Using social media to raise awareness of NTDs

NTD-Competitions-BlogImage-1Today we’ve posted an essay by Juan Ulises Rojo, a graduate student at Texas Tech University Health Sciences Center, and one of five winners of a student competition on raising awareness of neglected tropical diseases (NTDs) — a group of parasitic, viral and bacterial infections that afflict mainly those living in extreme poverty.

The writing contest and related outreach competition are associated with a Sept. 29-30 Baker Institute conference on NTDs in the U.S. and Mexico. One winning essay will be featured here each week leading up the conference.

The public is invited to attend the Baker Institute NTD conference, but an RSVP is required. Please click here for more information and to register for the event.

With the spread of globalization and the Internet, an awareness campaign has the potential to reach millions of people and educate them about neglected tropical diseases (NTDs). I propose the creation of a new campaign, called Tropical Diseases Campaign, to reach people through social media and events.

The Tropical Diseases Campaign (TDC) will have a website with three main components: a YouTube channel, a blog and a “take action” portal with the goal of reaching as many people as possible. First, an active YouTube channel linked to the TDC website will broadcast short, five to 10 minute clips about different NTDs. Individual videos about each NTD will present and explain information in general language, and new videos will be uploaded on a regular basis. These videos will present various aspects of tropical diseases, including causative agents, epidemiology, clinical cases, current treatments and preventive strategies. Viewers will be encouraged to share the video and visit the TDC website. The purpose of the short clips is to make the information accessible — people can watch the videos at any time, and the videos leave them with a message. Also, YouTube channels are popular because of the profit earned by the number of views and advertisements. The money earned from the YouTube channel can be income for the self-supporting TDC.

The blog component of TDC will be designed to invite people to share ideas, anecdotes, videos and photos about their experiences with NTDs. The purpose of the blog is to give a voice to those who have experienced NTDs firsthand. For example, physicians, scientists and people who live in endemic areas can all share their experiences.

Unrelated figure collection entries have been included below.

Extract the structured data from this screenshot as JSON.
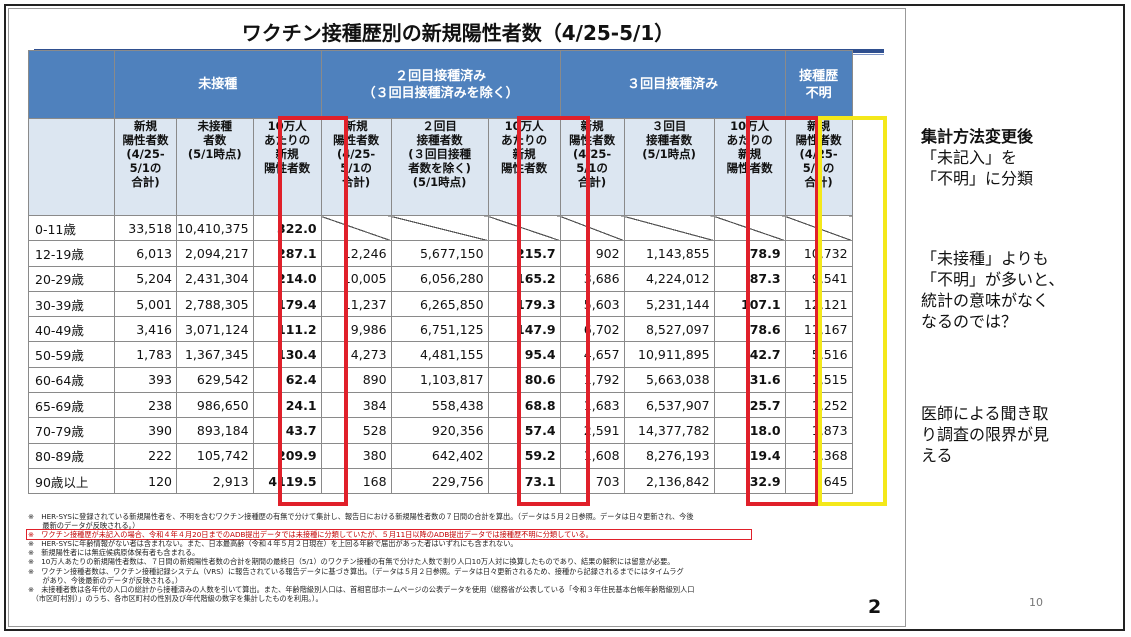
{
  "title": "ワクチン接種歴別の新規陽性者数（4/25-5/1）",
  "group_headers": {
    "unvax": "未接種",
    "dose2": "２回目接種済み\n（３回目接種済みを除く）",
    "dose3": "３回目接種済み",
    "unknown": "接種歴\n不明"
  },
  "sub_headers": {
    "unvax_new": "新規\n陽性者数\n(4/25-\n5/1の\n合計)",
    "unvax_pop": "未接種\n者数\n(5/1時点)",
    "unvax_rate": "10万人\nあたりの\n新規\n陽性者数",
    "dose2_new": "新規\n陽性者数\n(4/25-\n5/1の\n合計)",
    "dose2_pop": "２回目\n接種者数\n(３回目接種\n者数を除く)\n(5/1時点)",
    "dose2_rate": "10万人\nあたりの\n新規\n陽性者数",
    "dose3_new": "新規\n陽性者数\n(4/25-\n5/1の\n合計)",
    "dose3_pop": "３回目\n接種者数\n(5/1時点)",
    "dose3_rate": "10万人\nあたりの\n新規\n陽性者数",
    "unknown_new": "新規\n陽性者数\n(4/25-\n5/1の\n合計)"
  },
  "rows": [
    {
      "age": "0-11歳",
      "u_new": "33,518",
      "u_pop": "10,410,375",
      "u_rate": "322.0",
      "d2_new": "",
      "d2_pop": "",
      "d2_rate": "",
      "d3_new": "",
      "d3_pop": "",
      "d3_rate": "",
      "unk": ""
    },
    {
      "age": "12-19歳",
      "u_new": "6,013",
      "u_pop": "2,094,217",
      "u_rate": "287.1",
      "d2_new": "12,246",
      "d2_pop": "5,677,150",
      "d2_rate": "215.7",
      "d3_new": "902",
      "d3_pop": "1,143,855",
      "d3_rate": "78.9",
      "unk": "10,732"
    },
    {
      "age": "20-29歳",
      "u_new": "5,204",
      "u_pop": "2,431,304",
      "u_rate": "214.0",
      "d2_new": "10,005",
      "d2_pop": "6,056,280",
      "d2_rate": "165.2",
      "d3_new": "3,686",
      "d3_pop": "4,224,012",
      "d3_rate": "87.3",
      "unk": "9,541"
    },
    {
      "age": "30-39歳",
      "u_new": "5,001",
      "u_pop": "2,788,305",
      "u_rate": "179.4",
      "d2_new": "11,237",
      "d2_pop": "6,265,850",
      "d2_rate": "179.3",
      "d3_new": "5,603",
      "d3_pop": "5,231,144",
      "d3_rate": "107.1",
      "unk": "12,121"
    },
    {
      "age": "40-49歳",
      "u_new": "3,416",
      "u_pop": "3,071,124",
      "u_rate": "111.2",
      "d2_new": "9,986",
      "d2_pop": "6,751,125",
      "d2_rate": "147.9",
      "d3_new": "6,702",
      "d3_pop": "8,527,097",
      "d3_rate": "78.6",
      "unk": "11,167"
    },
    {
      "age": "50-59歳",
      "u_new": "1,783",
      "u_pop": "1,367,345",
      "u_rate": "130.4",
      "d2_new": "4,273",
      "d2_pop": "4,481,155",
      "d2_rate": "95.4",
      "d3_new": "4,657",
      "d3_pop": "10,911,895",
      "d3_rate": "42.7",
      "unk": "5,516"
    },
    {
      "age": "60-64歳",
      "u_new": "393",
      "u_pop": "629,542",
      "u_rate": "62.4",
      "d2_new": "890",
      "d2_pop": "1,103,817",
      "d2_rate": "80.6",
      "d3_new": "1,792",
      "d3_pop": "5,663,038",
      "d3_rate": "31.6",
      "unk": "1,515"
    },
    {
      "age": "65-69歳",
      "u_new": "238",
      "u_pop": "986,650",
      "u_rate": "24.1",
      "d2_new": "384",
      "d2_pop": "558,438",
      "d2_rate": "68.8",
      "d3_new": "1,683",
      "d3_pop": "6,537,907",
      "d3_rate": "25.7",
      "unk": "1,252"
    },
    {
      "age": "70-79歳",
      "u_new": "390",
      "u_pop": "893,184",
      "u_rate": "43.7",
      "d2_new": "528",
      "d2_pop": "920,356",
      "d2_rate": "57.4",
      "d3_new": "2,591",
      "d3_pop": "14,377,782",
      "d3_rate": "18.0",
      "unk": "1,873"
    },
    {
      "age": "80-89歳",
      "u_new": "222",
      "u_pop": "105,742",
      "u_rate": "209.9",
      "d2_new": "380",
      "d2_pop": "642,402",
      "d2_rate": "59.2",
      "d3_new": "1,608",
      "d3_pop": "8,276,193",
      "d3_rate": "19.4",
      "unk": "1,368"
    },
    {
      "age": "90歳以上",
      "u_new": "120",
      "u_pop": "2,913",
      "u_rate": "4119.5",
      "d2_new": "168",
      "d2_pop": "229,756",
      "d2_rate": "73.1",
      "d3_new": "703",
      "d3_pop": "2,136,842",
      "d3_rate": "32.9",
      "unk": "645"
    }
  ],
  "notes": [
    "※　HER-SYSに登録されている新規陽性者を、不明を含むワクチン接種歴の有無で分けて集計し、報告日における新規陽性者数の７日間の合計を算出。（データは５月２日参照。データは日々更新され、今後",
    "　　最新のデータが反映される。）",
    "※　ワクチン接種歴が未記入の場合、令和４年４月20日までのADB提出データでは未接種に分類していたが、５月11日以降のADB提出データでは接種歴不明に分類している。",
    "※　HER-SYSに年齢情報がない者は含まれない。また、日本最高齢（令和４年５月２日現在）を上回る年齢で届出があった者はいずれにも含まれない。",
    "※　新規陽性者には無症候病原体保有者も含まれる。",
    "※　10万人あたりの新規陽性者数は、７日間の新規陽性者数の合計を期間の最終日（5/1）のワクチン接種の有無で分けた人数で割り人口10万人対に換算したものであり、結果の解釈には留意が必要。",
    "※　ワクチン接種者数は、ワクチン接種記録システム（VRS）に報告されている報告データに基づき算出。（データは５月２日参照。データは日々更新されるため、接種から記録されるまでにはタイムラグ",
    "　　があり、今後最新のデータが反映される。）",
    "※　未接種者数は各年代の人口の総計から接種済みの人数を引いて算出。また、年齢階級別人口は、首相官邸ホームページの公表データを使用（総務省が公表している「令和３年住民基本台帳年齢階級別人口",
    "　（市区町村別）」のうち、各市区町村の性別及び年代階級の数字を集計したものを利用。）。"
  ],
  "page_number": "2",
  "slide_number": "10",
  "side_text": {
    "heading": "集計方法変更後",
    "line1": "「未記入」を",
    "line2": "「不明」に分類",
    "p2_1": "「未接種」よりも",
    "p2_2": "「不明」が多いと、",
    "p2_3": "統計の意味がなく",
    "p2_4": "なるのでは？",
    "p3_1": "医師による聞き取",
    "p3_2": "り調査の限界が見",
    "p3_3": "える"
  },
  "colors": {
    "header_blue": "#4f81bd",
    "subheader_light": "#dce6f1",
    "highlight_red": "#e0202a",
    "highlight_yellow": "#f4e81a"
  }
}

The final main component of the Tropical Diseases Campaign website is the “take action” portal. This part of the website will provide links and information about volunteer opportunities to help people living in endemic areas, job positions related to treating NTDs and research opportunities. This section will also provide information about universities that have ongoing NTD-related research for students interested in graduate school. The “take action” portal will also include a donation option that will support people living in endemic areas.

Although there are a number of websites that provide sources and information about NTDs, few people are aware of these websites, and thus the message is not able to reach the public. The main challenge for the success of TDC is to reach a large audience and encourage them to take action.

There are three ways people can make a difference through the Tropical Diseases Campaign: 1) create partnerships with universities, 2) sell merchandise, and 3) organize an NTDs awareness walk. TDC can create partnerships with universities and promote student clubs that focus on NTDs awareness. Students can actively participate in the website by making videos, writing for the blog or making donations. Another way to promote awareness of NTDs is merchandise. In fact, merchandise has played a strong role in promoting awareness of diabetes, breast cancer and HIV/AIDS. T-shirts, bracelets, ribbons and bumper stickers are commonly used to invite people to participate in battling these diseases. The TDC could also sell merchandise to support awareness of NTDs. Finally, organizing walks or runs can also help engage and educate people about a cause. In fact, the Making Strides Against Breast Cancer walk organized by the American Cancer Society is a powerful event that engages the community to increase awareness and raise money. The same approach can be implemented by the TDC. A shoeless mile-long walk for NTD awareness could bring the community together as well as secure sponsors, in order to provide donations that will be used to treat, prevent and research NTDs. More importantly, this event will bring media attention to reach more people who can participate in the campaign.

While this proposal may appear broad, we need to keep in mind that no single approach will be effective in spreading awareness of NTDs. It is important to use as many resources as possible to reach people and educate them about neglected tropical diseases. Hopefully, in the near future, with the help of the TDC, these diseases will no longer be neglected.

Juan Ulises Rojo is a second-year graduate student researching schistosomiasis at Texas Tech University Health Sciences Center in Lubbock. Raised in Ciudad Juárez, México, Rojo moved to the United States after high school and attended the University of Texas at El Paso. He was later accepted into the National Institute of Minority Health and Heath Disparities International Research Training program, and learned more about parasitic diseases in rural communities at the University of Costa Rica. He graduated with a B.S. in clinical laboratory science from UT El Paso in 2012 and worked as a medical technologist for one year before deciding to enter graduate school. Rojo plans to continue a career focused on the study and eradication of NTDs.